Позабавило.
Это же так интересно, столкнуться с чем-то совершенно чужеродным.
— Не волнуйся, мы что-нибудь придумаем, — заверил меня Санчес, и в голосе была такая уверенность и строгость, что я ничуть не сомневалась в его словах.
— Саша, а чем вы занимаетесь? — спросила я, прибавив газа, потому что выехала на трассу.
Я представляла Александра с гитарой и в национальном мексиканском костюме где-нибудь в переходе. Он с ансамблем мексиканских песен и плясок собирает деньги за представление. И красиво поёт мексиканскую народную, блатную, хороводную. Кукарачу…
— Логистика, — взял всё испортил.
— Курьер? — вопросительно глянула на него. Не похож на курьера.

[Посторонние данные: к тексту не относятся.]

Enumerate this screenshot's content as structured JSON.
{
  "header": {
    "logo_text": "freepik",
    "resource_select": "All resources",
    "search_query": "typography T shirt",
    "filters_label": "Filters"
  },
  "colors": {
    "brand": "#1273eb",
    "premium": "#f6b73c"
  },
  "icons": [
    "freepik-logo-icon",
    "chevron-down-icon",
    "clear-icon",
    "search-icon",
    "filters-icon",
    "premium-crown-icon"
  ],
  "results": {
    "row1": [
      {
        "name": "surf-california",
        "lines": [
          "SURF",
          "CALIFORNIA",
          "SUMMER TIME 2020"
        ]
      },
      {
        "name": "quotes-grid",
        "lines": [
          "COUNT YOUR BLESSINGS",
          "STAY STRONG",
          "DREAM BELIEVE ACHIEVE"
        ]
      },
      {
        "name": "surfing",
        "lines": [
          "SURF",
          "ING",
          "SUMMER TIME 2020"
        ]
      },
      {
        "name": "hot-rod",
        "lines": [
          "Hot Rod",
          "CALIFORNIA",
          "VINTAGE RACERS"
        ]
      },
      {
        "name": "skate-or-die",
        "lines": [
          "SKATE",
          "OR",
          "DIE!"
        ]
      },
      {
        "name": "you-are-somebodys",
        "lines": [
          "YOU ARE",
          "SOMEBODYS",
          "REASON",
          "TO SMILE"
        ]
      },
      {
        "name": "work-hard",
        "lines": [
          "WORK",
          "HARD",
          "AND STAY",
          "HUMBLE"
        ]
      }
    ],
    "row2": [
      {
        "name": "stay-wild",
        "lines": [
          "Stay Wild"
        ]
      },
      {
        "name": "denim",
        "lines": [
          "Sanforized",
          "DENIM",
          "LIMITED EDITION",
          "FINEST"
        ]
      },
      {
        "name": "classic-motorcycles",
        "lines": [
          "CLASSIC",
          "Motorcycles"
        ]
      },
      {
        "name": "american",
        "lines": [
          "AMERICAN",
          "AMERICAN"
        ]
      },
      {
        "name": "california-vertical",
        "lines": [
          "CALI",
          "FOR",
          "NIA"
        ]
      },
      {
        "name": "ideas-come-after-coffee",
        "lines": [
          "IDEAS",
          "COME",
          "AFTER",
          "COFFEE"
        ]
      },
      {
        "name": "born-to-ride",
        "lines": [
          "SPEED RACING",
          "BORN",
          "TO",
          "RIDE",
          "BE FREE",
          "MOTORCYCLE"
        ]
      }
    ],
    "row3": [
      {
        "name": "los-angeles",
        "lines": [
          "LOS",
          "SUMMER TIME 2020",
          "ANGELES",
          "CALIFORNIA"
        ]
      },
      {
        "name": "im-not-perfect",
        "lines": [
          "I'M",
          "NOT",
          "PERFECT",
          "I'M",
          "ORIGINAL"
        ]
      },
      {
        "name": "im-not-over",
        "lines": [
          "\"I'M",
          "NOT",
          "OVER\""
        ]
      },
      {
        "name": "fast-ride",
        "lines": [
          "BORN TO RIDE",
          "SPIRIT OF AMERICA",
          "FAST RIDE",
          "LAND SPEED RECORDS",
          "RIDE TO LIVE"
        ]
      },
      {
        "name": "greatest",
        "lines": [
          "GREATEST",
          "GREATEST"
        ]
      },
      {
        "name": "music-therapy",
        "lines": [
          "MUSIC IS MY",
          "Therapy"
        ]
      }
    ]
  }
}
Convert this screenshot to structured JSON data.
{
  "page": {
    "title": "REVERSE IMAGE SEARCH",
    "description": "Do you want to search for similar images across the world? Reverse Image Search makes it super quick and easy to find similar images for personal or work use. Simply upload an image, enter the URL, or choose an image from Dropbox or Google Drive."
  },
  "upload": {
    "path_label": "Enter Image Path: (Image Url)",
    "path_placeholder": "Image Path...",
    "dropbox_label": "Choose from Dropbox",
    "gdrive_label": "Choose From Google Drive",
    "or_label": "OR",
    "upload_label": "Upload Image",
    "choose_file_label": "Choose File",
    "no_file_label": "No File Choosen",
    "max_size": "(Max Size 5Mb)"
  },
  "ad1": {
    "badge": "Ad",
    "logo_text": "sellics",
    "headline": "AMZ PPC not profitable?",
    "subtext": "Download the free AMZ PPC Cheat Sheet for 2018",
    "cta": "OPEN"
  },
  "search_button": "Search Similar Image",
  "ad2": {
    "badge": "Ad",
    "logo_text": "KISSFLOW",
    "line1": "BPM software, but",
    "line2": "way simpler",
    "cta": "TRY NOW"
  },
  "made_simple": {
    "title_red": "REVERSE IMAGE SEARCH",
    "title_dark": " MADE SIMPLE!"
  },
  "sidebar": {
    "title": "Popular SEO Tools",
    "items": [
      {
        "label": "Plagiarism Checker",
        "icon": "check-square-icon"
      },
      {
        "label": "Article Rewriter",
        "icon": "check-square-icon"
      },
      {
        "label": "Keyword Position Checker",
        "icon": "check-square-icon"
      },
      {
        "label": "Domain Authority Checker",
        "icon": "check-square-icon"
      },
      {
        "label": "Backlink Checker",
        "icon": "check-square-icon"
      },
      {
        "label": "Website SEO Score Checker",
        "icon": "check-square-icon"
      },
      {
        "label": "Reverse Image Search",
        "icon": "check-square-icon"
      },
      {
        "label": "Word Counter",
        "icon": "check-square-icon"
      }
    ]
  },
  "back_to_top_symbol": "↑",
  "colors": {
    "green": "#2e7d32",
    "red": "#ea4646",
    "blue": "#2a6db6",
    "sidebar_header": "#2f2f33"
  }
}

Он широко улыбнулся, догадался, что я не знаю, что такое логистика. Его улыбка была такой красивой. Сразу превращался в доброго, весёлого сатира. Как я могла подумать, что он страшный? Красивый.
— Курьер, — кивнул он. — Эмилия, а сколько тебе лет?
— Восемнадцать, а тебе? — перешла на «ты».
— Двадцать девять, — почему-то сказал грустно.
Я присвистнула. Старый. Красивый, но старый.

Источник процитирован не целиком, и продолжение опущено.